Yes, these really existed. I actually was naive enough to purchase one in early 1998, when I was looking to replace my IBM Aptiva's 4X CD-ROM drive. I found this at my local Office Depot, and I it was priced between $150-$200, if I recall correctly. I originally had my sights set on Creative Labs' new 32X CD-ROM drive, which I clearly should have purchased instead.
The box contained a CD-ROM drive with a "Smart 100X" label printed on the drive door (this was really a 24X drive), a Win95 driver disk, manual, and a Yamaha wavetable sound card.

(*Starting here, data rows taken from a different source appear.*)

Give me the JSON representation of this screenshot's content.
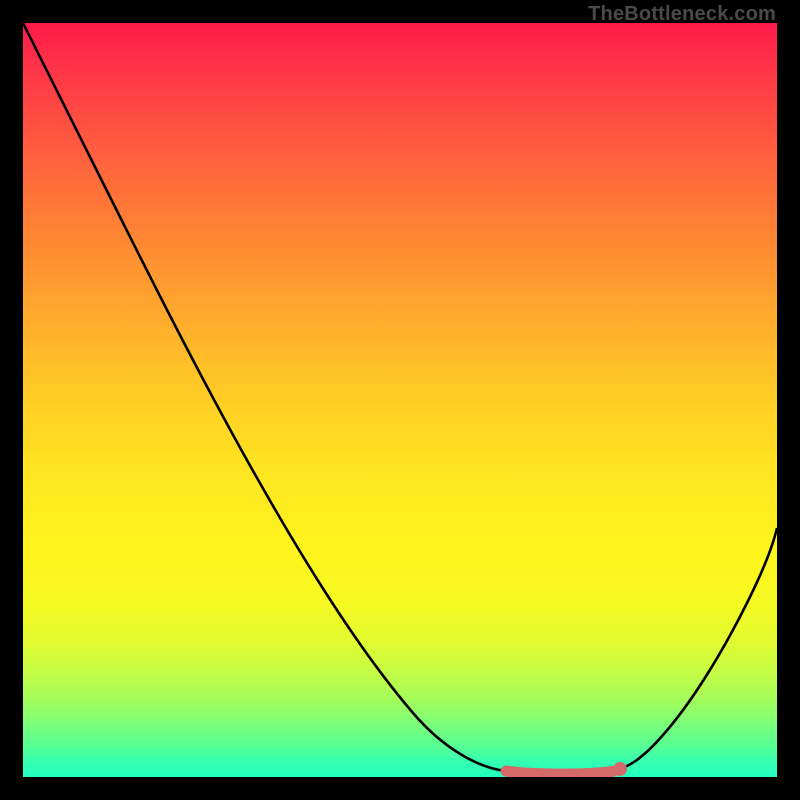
{
  "watermark": "TheBottleneck.com",
  "colors": {
    "gradient_top": "#ff1a4a",
    "gradient_mid": "#ffe820",
    "gradient_bottom": "#22ffc0",
    "curve": "#000000",
    "emphasis": "#d46a6a",
    "marker": "#d46a6a",
    "frame": "#000000"
  },
  "chart_data": {
    "type": "line",
    "title": "",
    "xlabel": "",
    "ylabel": "",
    "xlim": [
      0,
      100
    ],
    "ylim": [
      0,
      100
    ],
    "grid": false,
    "series": [
      {
        "name": "curve",
        "x": [
          0,
          5,
          10,
          15,
          20,
          25,
          30,
          35,
          40,
          45,
          50,
          55,
          60,
          63,
          66,
          69,
          72,
          75,
          78,
          82,
          86,
          90,
          94,
          97,
          100
        ],
        "values": [
          100,
          92,
          84,
          76,
          68,
          60,
          52,
          44,
          36,
          28,
          20,
          12,
          5,
          2.5,
          1.2,
          0.6,
          0.3,
          0.4,
          0.8,
          2.0,
          6,
          13,
          22,
          30,
          38
        ]
      }
    ],
    "emphasis_range_x": [
      63,
      78
    ],
    "marker": {
      "x": 78,
      "y": 0.8
    }
  }
}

The sound card was probably included as consolation for being ripped off.
In short, this could theoretically achieve "100X" speeds, but there was a huge catch. This used a specific 32-bit CD-ROM driver that would copy a portion of the CD-ROM's contents to the hard drive. The CD-ROM "seeks" would come from the hard drive, and not the CD-ROM.
In early 1998, the newest consumer-grade PCs were shipping with the Intel Pentium II at 333 MHz . PCs with 100 MHz front side bus Pentium II processors (350/400/450 MHz) didn't ship until later in 1998. The IDE hard drive interface on PCs from early 1998 were improved, allowing for a theoretical maximum data transfer rate increase from 16.6 Mbps to 33.3 Mbps. If we do some basic math, a 1X CD-ROM is capable of about 150 kilobytes/second, so 100 times that is about 15 Mbps. The newer 33 Mbps interface was supposed to guarantee that we'd see those speeds...but I doubt such speeds were actually achieved. Also, a 650-700 MB CD-ROM image would consume a huge amount of the typical 3.1 to 4.3 GB hard drive of the time. If you had an 8 GB drive, which would have been monstrously expensive in early 1998, this may have worked; however, it took forever to transfer the CD-ROM data to the hard disk. I thought the included driver/software allowed the user to limit the hard disk buffer size, but I can't remember.
My problem was that my system (an IBM Aptiva 2168-M series tower) had a Quantum Fireball 1080AT disk (1.0 GB) with an IDE interface from 1995, which wasn't capable of 33.3 Mbps. As you might have guessed, copying CD-ROM contents to a disk with less than 400 MB of free space was not going to happen. But I was 17 at the time, and unfortunately, this was one of life's many lessons to be learned: read the box before getting too excited.
Some new old stock (NOS) exists here. I'm not sure if this is legit, but it has some really good high-res photos: https://www.shopzonjumper.store/product/Nos-D … uzyxrurruv.html.
This would make an interesting LGR oddware video 😀
I still have the Yamaha sound card, and it's actually quite good for MS-DOS retro gaming. It's got an OPL3-SA3 FM synthesis chip, and has a decent software wavetable. FM synthesized music sounds beautiful, as one would expect from a Yamaha product. This does have the wave blaster header, so adding a DreamBlaster X2 or similar MIDI device would probably work very well, though I have not tested this.
My "Smart 100X" 24X CD-ROM drive broke about 20 years ago, but somehow I managed to keep the floppy disk containing the driver. I kept my Aptiva's original 4X CD-ROM, and it still works after 27 years.